The history man
As I mentioned in my previous post, Lord Skidelsky, who died this week, was a member of Forest’s Advisory Council in the Nineties.
Another name on that list was his friend, historian Professor Norman Stone, and the extent of their friendship is revealed in a poignant, beautifully written blog post (Norman’s Last Day) published by Skidelsky a few weeks after Stone’s death in June 2019:
I came to Norman’s flat at lunch time on the 18th – a very elegant apartment in the heart of old Budapest. Norman’s resident factotum, a Turkish Kurd called Kabat Sebahattin, let me in. Norman was standing in dressing gown and pyjamas in the kitchen. I was shocked by his haggard, shrunken appearance.
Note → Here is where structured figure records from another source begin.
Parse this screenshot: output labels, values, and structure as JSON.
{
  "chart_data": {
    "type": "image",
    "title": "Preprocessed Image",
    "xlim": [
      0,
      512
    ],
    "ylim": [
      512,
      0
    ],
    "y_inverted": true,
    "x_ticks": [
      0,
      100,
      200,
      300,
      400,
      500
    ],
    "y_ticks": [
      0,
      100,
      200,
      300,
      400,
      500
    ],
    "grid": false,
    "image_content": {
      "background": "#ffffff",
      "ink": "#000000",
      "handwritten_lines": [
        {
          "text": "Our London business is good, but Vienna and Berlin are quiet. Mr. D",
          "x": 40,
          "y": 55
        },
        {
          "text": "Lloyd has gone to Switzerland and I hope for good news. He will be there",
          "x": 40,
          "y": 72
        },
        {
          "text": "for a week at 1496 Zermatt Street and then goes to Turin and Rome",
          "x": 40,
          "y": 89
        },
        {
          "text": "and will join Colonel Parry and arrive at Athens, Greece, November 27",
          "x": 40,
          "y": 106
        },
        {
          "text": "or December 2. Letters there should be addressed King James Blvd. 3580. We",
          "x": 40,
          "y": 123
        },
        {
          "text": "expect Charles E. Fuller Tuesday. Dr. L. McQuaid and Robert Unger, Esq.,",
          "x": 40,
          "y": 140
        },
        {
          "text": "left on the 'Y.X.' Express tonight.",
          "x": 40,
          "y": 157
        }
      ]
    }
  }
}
‘Just got up,’ he told me. I had been looking forward to a bibulous lunch in a nearby eatery, but it was clear he wasn’t going anywhere soon. He was racked by a bronchial cough, though I noticed that he still reached surreptitiously for a cigarette.
Too unwell to have lunch (or dinner) with his friend, Norman Stone died that night. Skidelsky and Stone’s wife Seba were the last people to see him alive. In happier times, however, Skidelsky remembers:
… a dinner in London with Margaret Thatcher (who adored him, despite his smoking through all the courses), and nights out with Norman in Moscow with dubious oligarchs. Norman was fluent in Russian, which he spoke with a strong Scottish accent.
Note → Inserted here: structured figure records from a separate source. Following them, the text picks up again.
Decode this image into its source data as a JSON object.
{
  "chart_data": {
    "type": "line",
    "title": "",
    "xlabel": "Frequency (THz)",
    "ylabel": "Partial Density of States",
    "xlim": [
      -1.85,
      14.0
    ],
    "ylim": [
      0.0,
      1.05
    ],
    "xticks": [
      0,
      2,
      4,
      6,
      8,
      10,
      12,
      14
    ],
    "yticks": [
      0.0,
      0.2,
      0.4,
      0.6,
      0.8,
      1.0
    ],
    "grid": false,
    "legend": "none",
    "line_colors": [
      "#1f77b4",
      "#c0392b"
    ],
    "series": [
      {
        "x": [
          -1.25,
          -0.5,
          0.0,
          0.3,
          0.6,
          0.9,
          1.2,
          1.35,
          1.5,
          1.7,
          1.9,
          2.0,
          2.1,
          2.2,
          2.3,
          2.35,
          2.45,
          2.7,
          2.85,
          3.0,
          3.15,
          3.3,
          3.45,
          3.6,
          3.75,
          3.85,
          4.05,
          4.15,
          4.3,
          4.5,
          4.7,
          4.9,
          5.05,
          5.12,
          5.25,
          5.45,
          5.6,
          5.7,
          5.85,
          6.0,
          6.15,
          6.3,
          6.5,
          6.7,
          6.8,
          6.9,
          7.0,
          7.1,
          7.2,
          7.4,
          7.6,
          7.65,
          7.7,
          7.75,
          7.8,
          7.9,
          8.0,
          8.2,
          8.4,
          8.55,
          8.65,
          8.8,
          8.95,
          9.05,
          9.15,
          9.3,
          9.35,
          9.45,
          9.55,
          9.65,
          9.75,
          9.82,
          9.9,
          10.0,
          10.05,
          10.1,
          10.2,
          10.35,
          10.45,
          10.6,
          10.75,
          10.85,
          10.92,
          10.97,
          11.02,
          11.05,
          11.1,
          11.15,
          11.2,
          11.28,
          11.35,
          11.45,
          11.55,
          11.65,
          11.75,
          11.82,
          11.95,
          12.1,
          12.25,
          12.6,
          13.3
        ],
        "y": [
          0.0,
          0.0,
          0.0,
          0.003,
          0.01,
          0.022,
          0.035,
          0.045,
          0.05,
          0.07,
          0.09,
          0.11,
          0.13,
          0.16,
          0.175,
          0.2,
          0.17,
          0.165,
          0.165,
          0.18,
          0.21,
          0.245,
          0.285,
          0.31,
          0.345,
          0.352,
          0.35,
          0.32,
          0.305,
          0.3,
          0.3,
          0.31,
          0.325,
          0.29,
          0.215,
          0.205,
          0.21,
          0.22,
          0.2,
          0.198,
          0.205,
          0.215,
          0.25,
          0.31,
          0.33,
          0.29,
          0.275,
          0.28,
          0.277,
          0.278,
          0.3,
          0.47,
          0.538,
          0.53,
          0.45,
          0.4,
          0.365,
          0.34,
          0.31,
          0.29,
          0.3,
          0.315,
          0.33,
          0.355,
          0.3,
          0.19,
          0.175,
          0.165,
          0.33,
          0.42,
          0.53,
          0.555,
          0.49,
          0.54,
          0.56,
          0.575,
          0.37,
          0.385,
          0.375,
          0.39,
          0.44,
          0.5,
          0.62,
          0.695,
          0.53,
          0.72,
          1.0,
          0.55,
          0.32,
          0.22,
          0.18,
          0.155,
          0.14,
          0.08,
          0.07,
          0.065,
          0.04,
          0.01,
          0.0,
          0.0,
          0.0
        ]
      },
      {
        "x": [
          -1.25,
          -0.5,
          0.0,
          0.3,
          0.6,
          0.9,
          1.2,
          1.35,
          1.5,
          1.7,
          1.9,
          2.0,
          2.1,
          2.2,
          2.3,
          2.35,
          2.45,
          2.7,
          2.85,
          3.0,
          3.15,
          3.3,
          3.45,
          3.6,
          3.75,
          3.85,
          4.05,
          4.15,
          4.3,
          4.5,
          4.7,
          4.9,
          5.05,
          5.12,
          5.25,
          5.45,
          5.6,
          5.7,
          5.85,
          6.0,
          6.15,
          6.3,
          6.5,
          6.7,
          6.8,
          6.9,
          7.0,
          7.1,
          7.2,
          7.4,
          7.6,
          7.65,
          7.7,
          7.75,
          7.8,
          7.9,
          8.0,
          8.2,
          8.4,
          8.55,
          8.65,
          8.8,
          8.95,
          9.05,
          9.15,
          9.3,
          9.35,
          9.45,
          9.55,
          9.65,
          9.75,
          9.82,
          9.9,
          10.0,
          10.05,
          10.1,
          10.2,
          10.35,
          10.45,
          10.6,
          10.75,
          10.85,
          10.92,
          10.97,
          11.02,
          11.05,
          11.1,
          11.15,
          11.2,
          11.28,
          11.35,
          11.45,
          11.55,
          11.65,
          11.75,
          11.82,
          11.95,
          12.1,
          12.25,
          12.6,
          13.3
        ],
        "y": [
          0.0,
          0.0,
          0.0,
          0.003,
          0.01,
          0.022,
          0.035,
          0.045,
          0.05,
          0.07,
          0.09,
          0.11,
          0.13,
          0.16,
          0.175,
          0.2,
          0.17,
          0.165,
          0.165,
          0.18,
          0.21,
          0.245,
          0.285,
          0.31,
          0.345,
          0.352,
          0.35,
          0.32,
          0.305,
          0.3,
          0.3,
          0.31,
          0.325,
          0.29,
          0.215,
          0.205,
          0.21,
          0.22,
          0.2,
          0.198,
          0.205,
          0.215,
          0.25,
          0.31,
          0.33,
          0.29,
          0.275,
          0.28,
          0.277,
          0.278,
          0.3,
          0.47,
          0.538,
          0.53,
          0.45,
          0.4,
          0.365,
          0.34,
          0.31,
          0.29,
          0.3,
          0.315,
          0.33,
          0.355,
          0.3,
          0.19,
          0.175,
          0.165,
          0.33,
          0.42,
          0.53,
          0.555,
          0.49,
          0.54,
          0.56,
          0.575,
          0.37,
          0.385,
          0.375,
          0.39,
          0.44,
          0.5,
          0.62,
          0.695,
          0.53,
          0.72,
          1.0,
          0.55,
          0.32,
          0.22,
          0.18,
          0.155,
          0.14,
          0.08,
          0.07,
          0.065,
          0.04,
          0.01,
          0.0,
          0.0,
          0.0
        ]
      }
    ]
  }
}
Sadly I never met Norman Stone because in 1997, two years before I joined Forest, he left Oxford, where he was professor of Modern History, and moved to Ankara in Turkey. In 2010, however, I learned a bit more about ‘the famously contrary historian’ when he was interviewed by the Telegraph (in a pub) during a visit to Oxford to promote a new book:
Grabbing a double gin and tonic at the bar, he departs immediately to the smoking area under a corrugated roof at the back of the pub. For him, the smoking ban is the most irritating manifestation of the British nanny state. No matter that, at the age of 69, he wheezes alarmingly as fag follows fag.
“On the one side, people can't smoke in a bar; on the other side, the entire young generation is drunk. It's absurd.”
He did once give up smoking but it turned him, he says, into an “ugly drunk”. “I didn't like that because I am not at heart a nasty person.”